Dr. Bolster will open the workforce session detailing the current and increasing gaps in the rheumatology workforce. Dr. Bolster said it is a high priority for the ACR to face the challenge of this workforce gap, and innovative ways to address access to care will be of increasing importance.
The presentation will also examine some of the financial and administrative barriers to growth of the rheumatology workforce. Among these barriers is the limited number of rheumatology fellowship positions available.
“Many of the rheumatology fellowship training programs have plenty of faculty who can teach and a wealth of patients to whom to expose rheumatology fellows in training, but programs don’t have the resources to support recruitment of more rheumatology fellows,” Dr. Bolster explained.
Most medical institutions determine how many fellows will be allotted for each training program across specialties, and there are many other specialty areas experiencing workforce shortages as well, she said.

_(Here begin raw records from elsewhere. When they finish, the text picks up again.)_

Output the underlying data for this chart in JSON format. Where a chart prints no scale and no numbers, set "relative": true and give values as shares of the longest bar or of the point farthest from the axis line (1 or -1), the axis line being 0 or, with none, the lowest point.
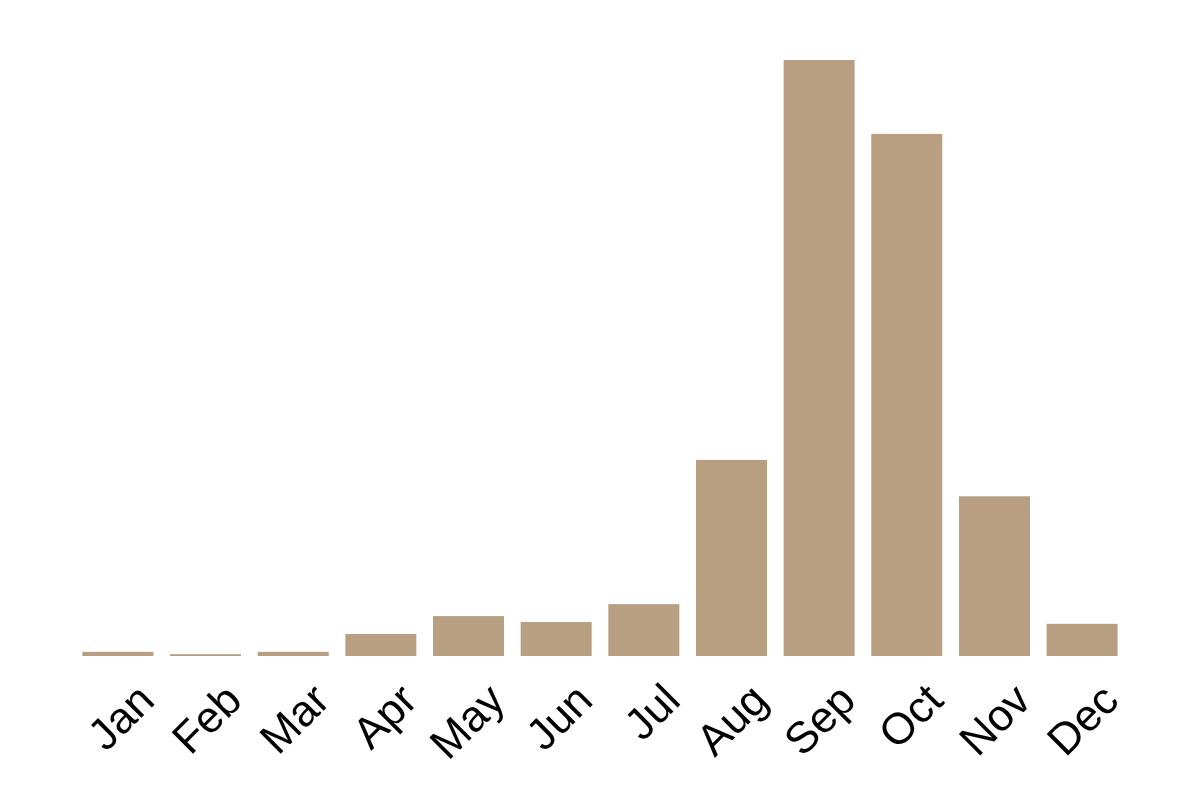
{
  "chart_data": {
    "type": "bar",
    "relative": true,
    "categories": [
      "Jan",
      "Feb",
      "Mar",
      "Apr",
      "May",
      "Jun",
      "Jul",
      "Aug",
      "Sep",
      "Oct",
      "Nov",
      "Dec"
    ],
    "values": [
      0.007,
      0.003,
      0.007,
      0.037,
      0.067,
      0.057,
      0.087,
      0.329,
      1,
      0.876,
      0.268,
      0.054
    ],
    "color": "#b89f82"
  }
}
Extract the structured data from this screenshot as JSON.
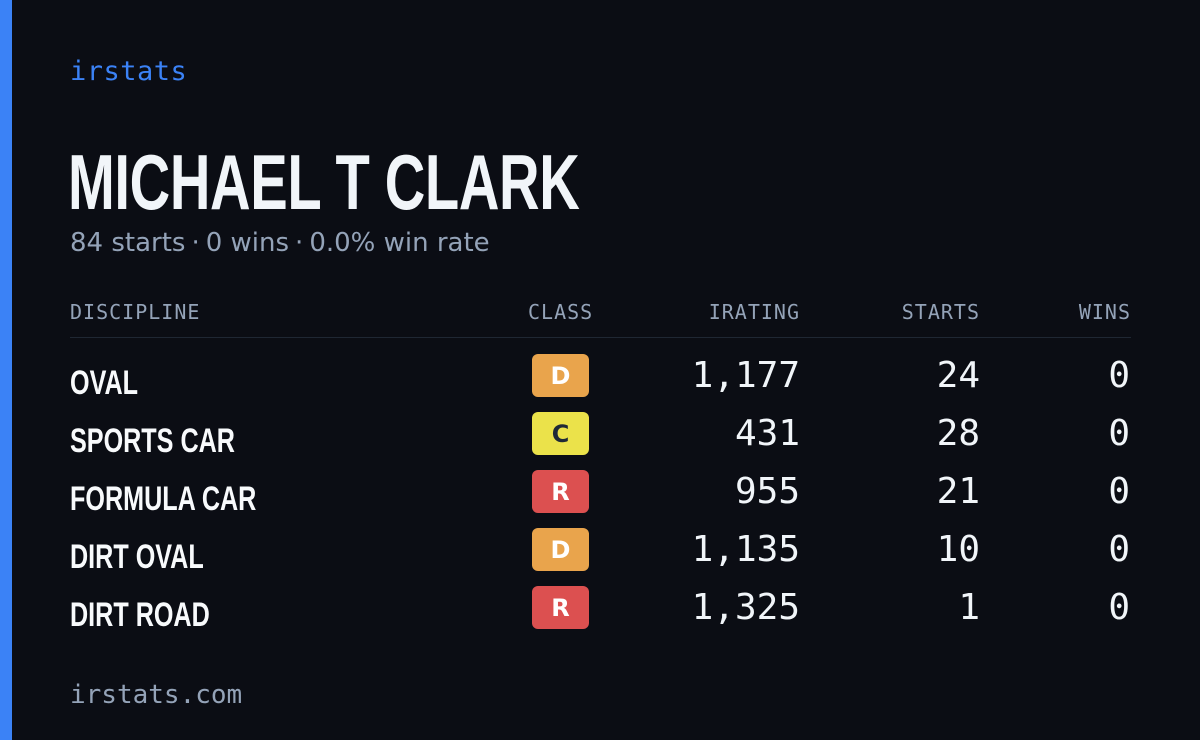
{
  "brand": "irstats",
  "driver": {
    "name": "MICHAEL T CLARK",
    "starts": "84 starts",
    "wins": "0 wins",
    "win_rate": "0.0% win rate",
    "separator": "·"
  },
  "table": {
    "headers": {
      "discipline": "DISCIPLINE",
      "class": "CLASS",
      "irating": "IRATING",
      "starts": "STARTS",
      "wins": "WINS"
    },
    "rows": [
      {
        "discipline": "OVAL",
        "class": "D",
        "irating": "1,177",
        "starts": "24",
        "wins": "0"
      },
      {
        "discipline": "SPORTS CAR",
        "class": "C",
        "irating": "431",
        "starts": "28",
        "wins": "0"
      },
      {
        "discipline": "FORMULA CAR",
        "class": "R",
        "irating": "955",
        "starts": "21",
        "wins": "0"
      },
      {
        "discipline": "DIRT OVAL",
        "class": "D",
        "irating": "1,135",
        "starts": "10",
        "wins": "0"
      },
      {
        "discipline": "DIRT ROAD",
        "class": "R",
        "irating": "1,325",
        "starts": "1",
        "wins": "0"
      }
    ]
  },
  "class_colors": {
    "D": {
      "bg": "#e9a44c",
      "fg": "#ffffff"
    },
    "C": {
      "bg": "#ebe24a",
      "fg": "#1f2937"
    },
    "R": {
      "bg": "#dc5050",
      "fg": "#ffffff"
    }
  },
  "colors": {
    "background": "#0b0d14",
    "accent": "#3b82f6",
    "muted_text": "#94a3b8",
    "primary_text": "#f1f5f9"
  },
  "footer": "irstats.com"
}
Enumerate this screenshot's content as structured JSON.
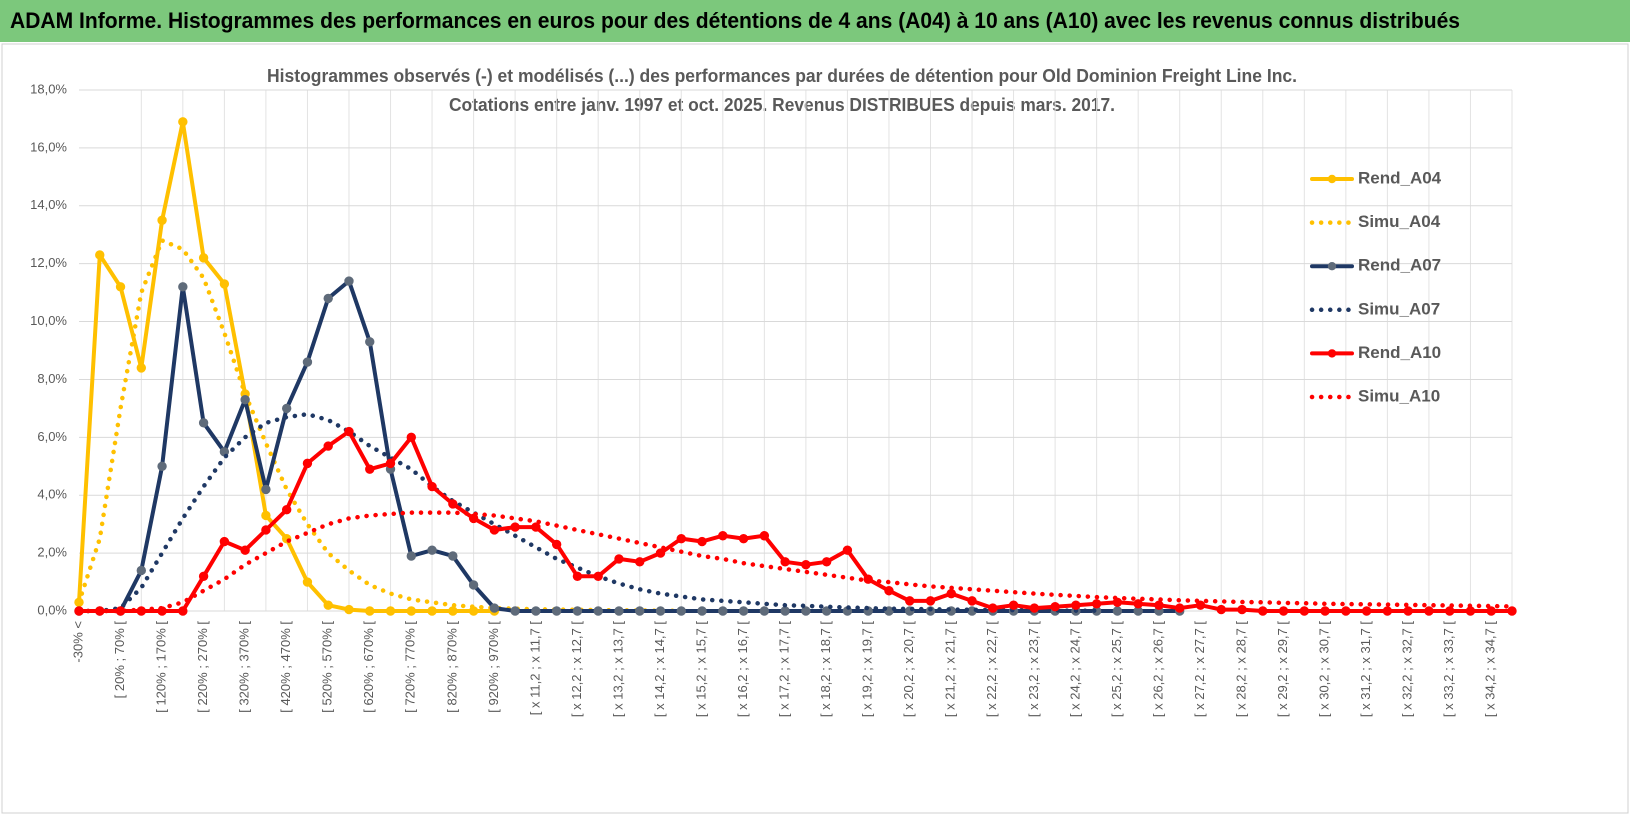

“We are seeing increased numbers of applicants to rheumatology fellowships such that there are a lot of people vying for positions; however, there are not enough resources to support program growth to accommodate training of more fellows.”

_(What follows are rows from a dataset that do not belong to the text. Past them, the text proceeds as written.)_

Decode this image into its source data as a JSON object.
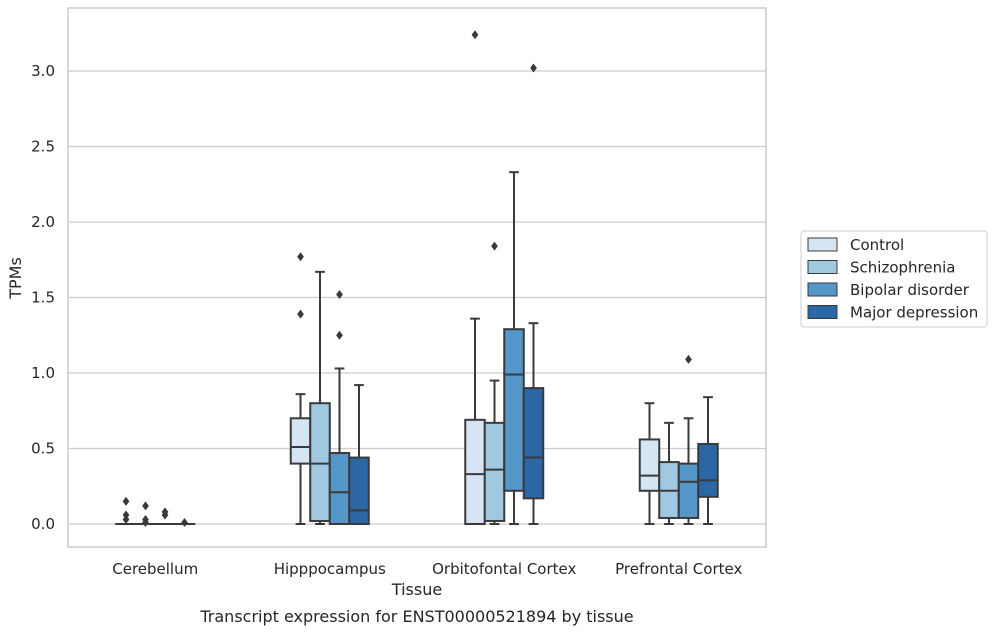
{
  "caption": "Transcript expression for ENST00000521894 by tissue",
  "chart_data": {
    "type": "boxplot",
    "xlabel": "Tissue",
    "ylabel": "TPMs",
    "ylim": [
      -0.15,
      3.42
    ],
    "yticks": [
      "0.0",
      "0.5",
      "1.0",
      "1.5",
      "2.0",
      "2.5",
      "3.0"
    ],
    "grid": "horizontal",
    "legend_position": "right",
    "categories": [
      "Cerebellum",
      "Hipppocampus",
      "Orbitofontal Cortex",
      "Prefrontal Cortex"
    ],
    "series": [
      {
        "name": "Control",
        "color": "#d6e5f4",
        "boxes": [
          {
            "whislo": 0.0,
            "q1": 0.0,
            "med": 0.0,
            "q3": 0.0,
            "whishi": 0.0,
            "fliers": [
              0.15,
              0.06,
              0.03
            ]
          },
          {
            "whislo": 0.0,
            "q1": 0.4,
            "med": 0.51,
            "q3": 0.7,
            "whishi": 0.86,
            "fliers": [
              1.77,
              1.39
            ]
          },
          {
            "whislo": 0.0,
            "q1": 0.0,
            "med": 0.33,
            "q3": 0.69,
            "whishi": 1.36,
            "fliers": [
              3.24
            ]
          },
          {
            "whislo": 0.0,
            "q1": 0.22,
            "med": 0.32,
            "q3": 0.56,
            "whishi": 0.8,
            "fliers": []
          }
        ]
      },
      {
        "name": "Schizophrenia",
        "color": "#a0c8e0",
        "boxes": [
          {
            "whislo": 0.0,
            "q1": 0.0,
            "med": 0.0,
            "q3": 0.0,
            "whishi": 0.0,
            "fliers": [
              0.12,
              0.03,
              0.01
            ]
          },
          {
            "whislo": 0.0,
            "q1": 0.02,
            "med": 0.4,
            "q3": 0.8,
            "whishi": 1.67,
            "fliers": []
          },
          {
            "whislo": 0.0,
            "q1": 0.02,
            "med": 0.36,
            "q3": 0.67,
            "whishi": 0.95,
            "fliers": [
              1.84
            ]
          },
          {
            "whislo": 0.0,
            "q1": 0.04,
            "med": 0.22,
            "q3": 0.41,
            "whishi": 0.67,
            "fliers": []
          }
        ]
      },
      {
        "name": "Bipolar disorder",
        "color": "#5597c9",
        "boxes": [
          {
            "whislo": 0.0,
            "q1": 0.0,
            "med": 0.0,
            "q3": 0.0,
            "whishi": 0.0,
            "fliers": [
              0.08,
              0.06
            ]
          },
          {
            "whislo": 0.0,
            "q1": 0.0,
            "med": 0.21,
            "q3": 0.47,
            "whishi": 1.03,
            "fliers": [
              1.52,
              1.25
            ]
          },
          {
            "whislo": 0.0,
            "q1": 0.22,
            "med": 0.99,
            "q3": 1.29,
            "whishi": 2.33,
            "fliers": []
          },
          {
            "whislo": 0.0,
            "q1": 0.04,
            "med": 0.28,
            "q3": 0.4,
            "whishi": 0.7,
            "fliers": [
              1.09
            ]
          }
        ]
      },
      {
        "name": "Major depression",
        "color": "#2a67a4",
        "boxes": [
          {
            "whislo": 0.0,
            "q1": 0.0,
            "med": 0.0,
            "q3": 0.0,
            "whishi": 0.0,
            "fliers": [
              0.01
            ]
          },
          {
            "whislo": 0.0,
            "q1": 0.0,
            "med": 0.09,
            "q3": 0.44,
            "whishi": 0.92,
            "fliers": []
          },
          {
            "whislo": 0.0,
            "q1": 0.17,
            "med": 0.44,
            "q3": 0.9,
            "whishi": 1.33,
            "fliers": [
              3.02
            ]
          },
          {
            "whislo": 0.0,
            "q1": 0.18,
            "med": 0.29,
            "q3": 0.53,
            "whishi": 0.84,
            "fliers": []
          }
        ]
      }
    ]
  }
}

Dr. Bolster will be joined by John Tesser, MD, of Arizona Arthritis and Rheumatology Associates. Dr. Tesser plans to discuss some of the ways that rheumatology practices can start using advanced practice provider-based models to assist in delivering care to patients. It is important to begin identifying ways of bringing these nurse practitioners and physician assistants into the workforce in order to streamline practices in the office setting or in the outpatient clinical setting.
At his practice, there are about 15 rheumatologists and 27 advanced practice providers.
“We refer to them as advanced practice clinicians in recognition of their capabilities,” Dr. Tesser said.
Together the physicians and advanced practice clinicians work as a team where one rheumatologist works with one or several advance practice clinicians to deliver care. Using this model, the rheumatologist can actually extend their expertise to a greater number of patients who need rheumatologic evaluation or care.
“Even if we doubled the number of fellowship training slots, which is not a feasible option, we would not meet our workforce needs,” Dr. Bolster said. “It is imperative that we begin to think about the other avenues we have to provide care for our patients.”